How many meanings does $\mathbb{Z}_p$ have? About notations. $\mathbb{Z}_p$ can mean the group $\mathbb{Z}/p\mathbb{Z}$, that is cyclic group of order $p$. Or it can be a finite field. Could everyone share other meanings? Such a list may be helpful for reading text in which notation is not clarified enough.
 A: Those two are 1) Basically the same, and 2) relatively easy to tell apart in context (do you need multiplication to exist or not?) So it's not as bad as you seem to think.
A slightly bigger problem is that it could mean the $p$-adic integers, which is an uncountably infinite ring (integral domain for prime $p$, and almost never used for composite $p$).
It could also mean the localisation of the integers at the element $p$, i.e. the ring of $p$-adic fractions, the subring of $\Bbb Q$ with fractions being a power of $p$.
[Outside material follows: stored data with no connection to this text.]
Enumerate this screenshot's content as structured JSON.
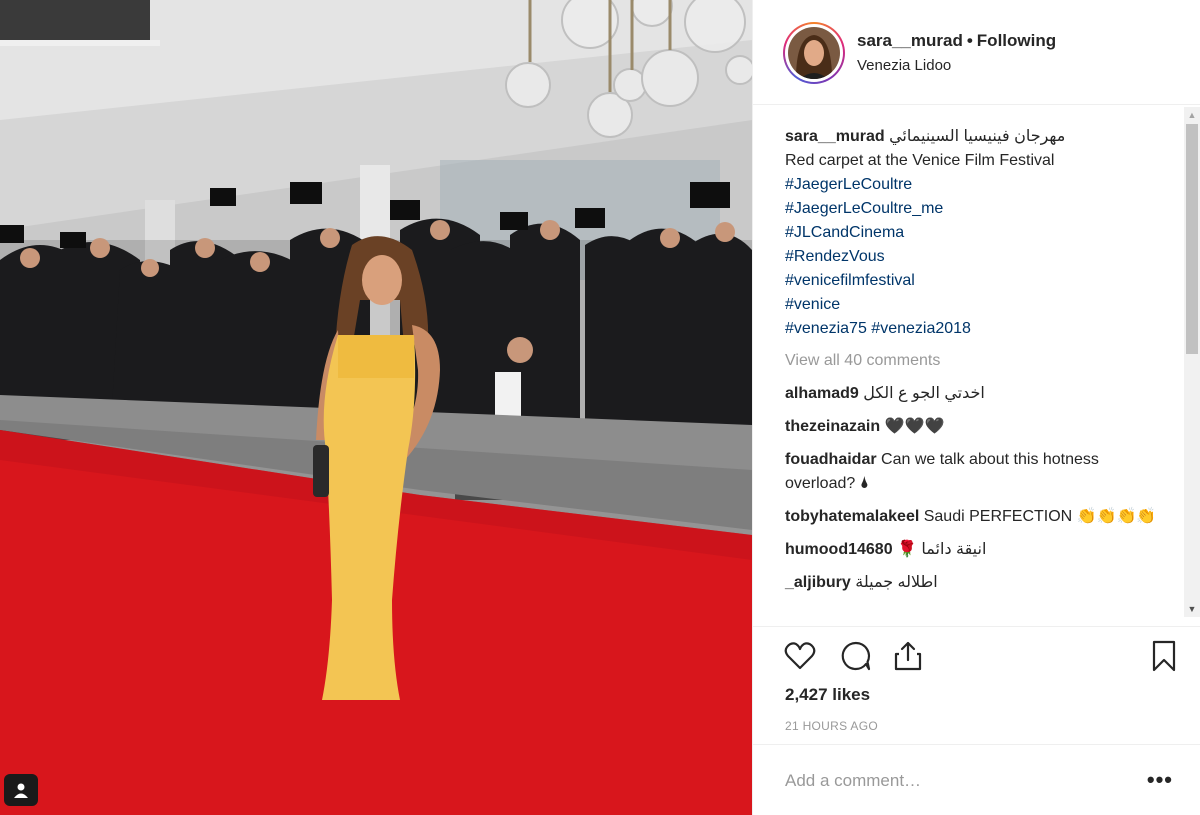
{
  "post": {
    "username": "sara__murad",
    "separator": "•",
    "follow_status": "Following",
    "location": "Venezia Lidoo",
    "caption_arabic": "مهرجان فينيسيا السينيمائي",
    "caption_lines": [
      "Red carpet at the Venice Film Festival"
    ],
    "hashtags": [
      "#JaegerLeCoultre",
      "#JaegerLeCoultre_me",
      "#JLCandCinema",
      "#RendezVous",
      "#venicefilmfestival",
      "#venice",
      "#venezia75 #venezia2018"
    ],
    "view_all_comments": "View all 40 comments",
    "comments": [
      {
        "user": "alhamad9",
        "text": "اخدتي الجو ع الكل"
      },
      {
        "user": "thezeinazain",
        "text": "🖤🖤🖤"
      },
      {
        "user": "fouadhaidar",
        "text": "Can we talk about this hotness overload? 🌢"
      },
      {
        "user": "tobyhatemalakeel",
        "text": "Saudi PERFECTION 👏👏👏👏"
      },
      {
        "user": "humood14680",
        "text": "انيقة دائما 🌹"
      },
      {
        "user": "_aljibury",
        "text": "اطلاله جميلة"
      }
    ],
    "likes": "2,427 likes",
    "time_ago": "21 HOURS AGO",
    "comment_placeholder": "Add a comment…",
    "more_options": "•••"
  },
  "icons": {
    "like": "heart-icon",
    "comment": "comment-icon",
    "share": "share-icon",
    "save": "bookmark-icon",
    "user_tag": "user-tag-icon"
  },
  "colors": {
    "hashtag": "#003569",
    "muted": "#999999",
    "text": "#262626",
    "carpet": "#d8161c",
    "dress": "#f3c553"
  }
}
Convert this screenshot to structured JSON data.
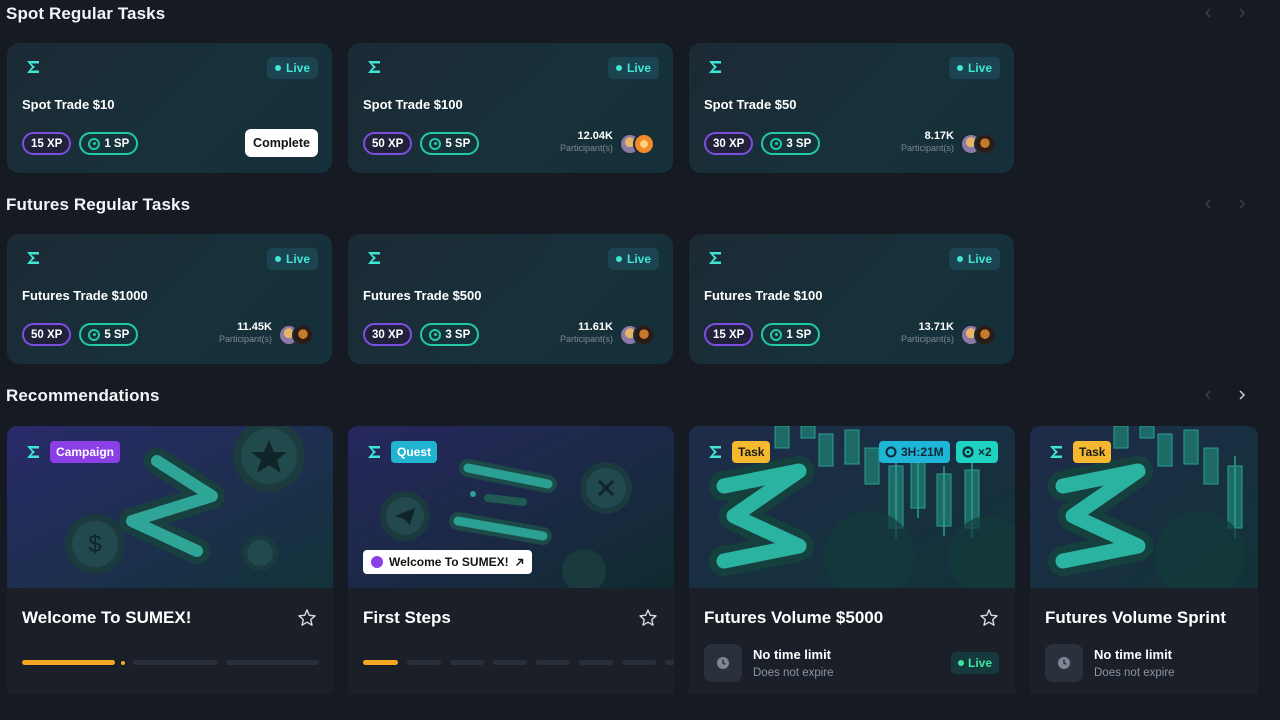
{
  "sections": {
    "spot_title": "Spot Regular Tasks",
    "futures_title": "Futures Regular Tasks",
    "recommendations_title": "Recommendations"
  },
  "spot_tasks": [
    {
      "name": "Spot Trade $10",
      "status": "Live",
      "xp": "15 XP",
      "sp": "1 SP",
      "action": "Complete"
    },
    {
      "name": "Spot Trade $100",
      "status": "Live",
      "xp": "50 XP",
      "sp": "5 SP",
      "participants": "12.04K",
      "participants_label": "Participant(s)"
    },
    {
      "name": "Spot Trade $50",
      "status": "Live",
      "xp": "30 XP",
      "sp": "3 SP",
      "participants": "8.17K",
      "participants_label": "Participant(s)"
    }
  ],
  "futures_tasks": [
    {
      "name": "Futures Trade $1000",
      "status": "Live",
      "xp": "50 XP",
      "sp": "5 SP",
      "participants": "11.45K",
      "participants_label": "Participant(s)"
    },
    {
      "name": "Futures Trade $500",
      "status": "Live",
      "xp": "30 XP",
      "sp": "3 SP",
      "participants": "11.61K",
      "participants_label": "Participant(s)"
    },
    {
      "name": "Futures Trade $100",
      "status": "Live",
      "xp": "15 XP",
      "sp": "1 SP",
      "participants": "13.71K",
      "participants_label": "Participant(s)"
    }
  ],
  "recommendations": [
    {
      "tag": "Campaign",
      "title": "Welcome To SUMEX!",
      "progress_steps_done": 1,
      "progress_steps_total": 3
    },
    {
      "tag": "Quest",
      "title": "First Steps",
      "link_label": "Welcome To SUMEX!",
      "progress_steps_done": 1,
      "progress_steps_total": 8
    },
    {
      "tag": "Task",
      "title": "Futures Volume $5000",
      "timer": "3H:21M",
      "multiplier": "×2",
      "time_title": "No time limit",
      "time_sub": "Does not expire",
      "status": "Live"
    },
    {
      "tag": "Task",
      "title": "Futures Volume Sprint",
      "time_title": "No time limit",
      "time_sub": "Does not expire"
    }
  ],
  "colors": {
    "background": "#151a23",
    "accent_teal": "#3fe6d4",
    "xp_purple": "#7b4fe0",
    "sp_green": "#22c9a8",
    "progress_orange": "#f5a623",
    "tag_task": "#f5b82e"
  },
  "icons": {
    "brand": "sigma-icon",
    "favorite": "star-icon",
    "clock": "clock-icon",
    "external": "arrow-up-right-icon",
    "nav_prev": "chevron-left-icon",
    "nav_next": "chevron-right-icon"
  }
}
A: There are only two definitions of $\mathbb{Z}_p$, and which one is usually clear from the context.  
1 .  $\mathbb{Z}_p$ is the quotient ring $\mathbb{Z}/p\mathbb{Z}$.  As a group with respect to addition, it is cyclic of order $p$.  As a ring, it is a finite field with $p$ elements.  In particular, it is finite.  
2 .  $\mathbb{Z}_p$ is the inverse limit of rings $\varprojlim\limits_n \mathbb{Z}/p^n\mathbb{Z}$.  It is uncountable.
A: For every natural number $n$, the set $\mathbb{Z}_n := \{0,1,\dots,n-1\}$. 
The pair $(\mathbb{Z}_n,+_n)$ is a cyclic group of order $n$, with $+_n$ denoting addition modulo $n$. 
For every natural number $n$, the set $\mathbb{Z}/n\mathbb{Z} := \{ x+n\mathbb{Z} \mid x \in \mathbb{Z}\}$. If $r := x\bmod{n}$, it can be shown via the division algorithm that $r+n\mathbb{Z} = x + \mathbb{Z}$. If 
$$
(x+n\mathbb{Z}) + (y +n\mathbb{Z}) := (x+y) + n\mathbb{Z}, 
$$
then $(\mathbb{Z}/n\mathbb{Z},+)$ is a group; moreover, since $|\mathbb{Z}/n\mathbb{Z}|=4$ and $\mathbb{Z}/n\mathbb{Z} = \langle 1+n\mathbb{Z}\rangle$, it follows that $(\mathbb{Z}_n,+_n) \cong (\mathbb{Z}/n\mathbb{Z},+)$.
Thus, it is slightly abusive to use the notation $\mathbb{Z}/n\mathbb{Z}$ for a finite cyclic group.
Furthermore, it should be noted that if $p$ is a prime, then $(\mathbb{Z}_p,+_p,\times_p)$ is a field. So it's slightly abusive to say that "$\mathbb{Z}_p$ is a field but also a group". Two binary operations need to be specified for a field, whereas groups only have one.
However, because this is tedious, many authors drop the operations or abusively use $\mathbb{Z}/n\mathbb{Z}$ to indicate the finite cyclic group containing $n$ elements.